If you never beleive anything else I ever say please beleive what I am about to say. Never ever sell that gun for any reason and one day you will know why I told you that. Best of luck with it. :smt1099


----------



## TDIllini (Jan 5, 2008)

I've been looking at getting the SW686 6" model for my first firearm. It's either that, a glock 17, or an MP9. Right now I'm leaning towards the 686 just because I know it will stay relevant for the rest of my life while I am free to try other guns I'm unsure about.

Is anyone familiar with the different variations of it like the "power ported" versions?

Hope you enjoy it!


----------



## Fred40 (Jan 7, 2008)

This is also the primary gun I'm looking at. (It will be my first handgun). Just trying to decide between the 4" or the 6". Don't really plan on carrying it......but you never know. Maybe I should just compromise and grab one of the 5" models floating around out there.


----------



## TDIllini (Jan 5, 2008)

I've seen some 5's and I like everything about them except the unfluted cylinder.

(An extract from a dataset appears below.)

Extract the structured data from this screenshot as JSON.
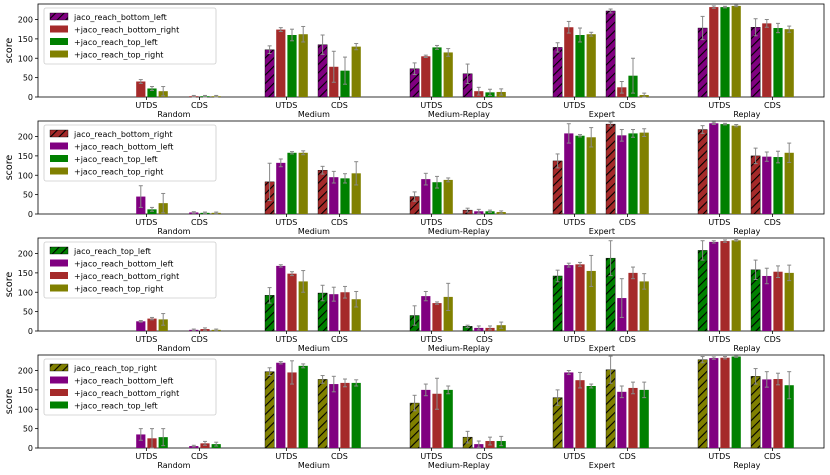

I suppose I could buy a 5" model and replace the cylinder or get the existing one fluted by a machinist if it bothers me that much but I'm not sure I want to deal with that.


----------



## SigZagger (Aug 16, 2006)

*686-5 Pp*



TDIllini said:


> Is anyone familiar with the different variations of it like the "power ported" versions?


Actually, my 686-5 (no lock) is a PP. It only happened because for once in my many trips to my range, one of the employees had just put his revolver under the counter for sale. So, I knew the previous owner and it just happened to be a 6" PP. I like to longer barrels. The flame (at times) from .357 rounds shooting up out of the port is an eye grabber, but I don't notice any other big difference. Now, if you want to use it for competition shooting sports, you cannot. Ported revolver barrels are not allowed. Hopefully, with the proper loads, my long barrel 686 PP will be used for whitetail deer hunting.


----------



## Mike Barham (Mar 30, 2006)

SigZagger said:


> Now, if you want to use it for competition shooting sports, you cannot. Ported revolver barrels are not allowed.


That depends on the sport.


----------